Nous prenons notre repas avec
Sandya, chez la tante de Sameera,
car nous comprenons que la maman
est trop pauvre pour nous inviter ;
la maison de la tante se situe
tout près de celle de Sameera,
c'est aussi une "maison tsunami"
comme les gens les appellent ici,
mais celle-là est un petit
peu plus grande : 4 pièces
au lieu de 2 . Sur la table de
notre repas un bouquet de fleurs
de nénuphars que Sameera
a cueillies pour sa marraine :
adorable gamin que j'aimerais
prendre dans mes bras et embrasser,
mais les moeurs du Sri Lanka sont
différentes des nôtres
et je ne veux nullement le choquer,
je me contente donc d'une petite
caresse sur sa main et d'un grand
sourire ; il me sourit à
son tour ; les sourires sont notre
seul langage commun, et ils nous
emplissent le coeur chaque instant
un peu plus.
Après le repas, nous sommes
conviés à assister
à une cérémonie
où les mamans veuves vont
recevoir un petit colis d'aide
nous semble-t-il ; des chants
et des danses ponctuent cette
cérémonie présidée
par un moine.
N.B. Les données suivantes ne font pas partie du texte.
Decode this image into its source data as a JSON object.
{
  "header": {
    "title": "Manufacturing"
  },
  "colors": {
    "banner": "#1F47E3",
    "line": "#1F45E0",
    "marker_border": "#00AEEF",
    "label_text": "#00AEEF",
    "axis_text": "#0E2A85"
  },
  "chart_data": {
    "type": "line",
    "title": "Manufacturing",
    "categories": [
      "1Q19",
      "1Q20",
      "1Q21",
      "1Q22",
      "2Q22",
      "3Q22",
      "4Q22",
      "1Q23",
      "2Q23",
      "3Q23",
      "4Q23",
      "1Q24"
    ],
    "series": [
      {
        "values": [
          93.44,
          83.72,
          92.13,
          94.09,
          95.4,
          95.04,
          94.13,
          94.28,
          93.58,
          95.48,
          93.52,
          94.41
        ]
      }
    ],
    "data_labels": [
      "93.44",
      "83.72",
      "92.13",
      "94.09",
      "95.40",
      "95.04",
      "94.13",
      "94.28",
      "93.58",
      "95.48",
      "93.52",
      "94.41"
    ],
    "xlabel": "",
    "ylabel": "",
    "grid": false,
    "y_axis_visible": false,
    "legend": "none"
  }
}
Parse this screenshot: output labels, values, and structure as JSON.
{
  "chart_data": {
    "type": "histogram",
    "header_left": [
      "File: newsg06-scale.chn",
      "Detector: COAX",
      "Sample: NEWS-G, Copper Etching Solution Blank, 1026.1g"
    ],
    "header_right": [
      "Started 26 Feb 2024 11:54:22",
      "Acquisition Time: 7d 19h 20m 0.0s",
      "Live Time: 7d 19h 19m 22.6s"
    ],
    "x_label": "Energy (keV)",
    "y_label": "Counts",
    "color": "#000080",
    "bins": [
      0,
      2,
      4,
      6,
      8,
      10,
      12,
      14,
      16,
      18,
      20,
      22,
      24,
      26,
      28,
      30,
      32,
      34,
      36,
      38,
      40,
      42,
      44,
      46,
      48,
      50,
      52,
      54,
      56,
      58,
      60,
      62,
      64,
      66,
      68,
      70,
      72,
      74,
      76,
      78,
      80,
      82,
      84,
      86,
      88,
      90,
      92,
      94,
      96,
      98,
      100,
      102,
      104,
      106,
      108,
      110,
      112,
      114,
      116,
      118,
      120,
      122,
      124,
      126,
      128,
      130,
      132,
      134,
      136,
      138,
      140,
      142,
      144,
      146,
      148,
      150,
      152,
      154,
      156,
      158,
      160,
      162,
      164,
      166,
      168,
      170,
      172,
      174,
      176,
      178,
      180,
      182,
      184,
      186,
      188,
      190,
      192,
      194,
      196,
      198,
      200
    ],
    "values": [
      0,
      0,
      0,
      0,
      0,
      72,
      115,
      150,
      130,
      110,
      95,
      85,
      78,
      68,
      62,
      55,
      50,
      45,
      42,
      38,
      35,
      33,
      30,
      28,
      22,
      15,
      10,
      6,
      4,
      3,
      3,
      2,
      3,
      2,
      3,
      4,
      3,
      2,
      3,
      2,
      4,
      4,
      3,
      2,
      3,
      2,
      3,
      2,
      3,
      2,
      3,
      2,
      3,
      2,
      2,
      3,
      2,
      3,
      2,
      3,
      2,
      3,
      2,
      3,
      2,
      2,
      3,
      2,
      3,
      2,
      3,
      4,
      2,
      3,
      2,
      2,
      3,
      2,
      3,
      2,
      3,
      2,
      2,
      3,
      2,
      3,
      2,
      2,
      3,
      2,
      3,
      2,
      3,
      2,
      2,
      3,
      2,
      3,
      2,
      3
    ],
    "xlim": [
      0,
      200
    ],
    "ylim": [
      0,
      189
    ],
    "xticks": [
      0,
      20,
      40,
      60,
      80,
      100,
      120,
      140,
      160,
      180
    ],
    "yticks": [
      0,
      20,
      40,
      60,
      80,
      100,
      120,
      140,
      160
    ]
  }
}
Toutes les femmes
ont revêtu le traditionnel
sari pour cette occasion (on a
remarqué que la maman de
Sameera s'en était fait
prêté un). Grande
dignité tout au long de
cette cérémonie.
Nous sommes très émus
d'y assister, d'autant plus que
nous sommes les seuls étrangers.
Encore un très grand moment
qui restera gravé dans
notre mémoire.
Le lendemain nous partons avec
notre chauffeur pour 2 semaines
de visite du pays.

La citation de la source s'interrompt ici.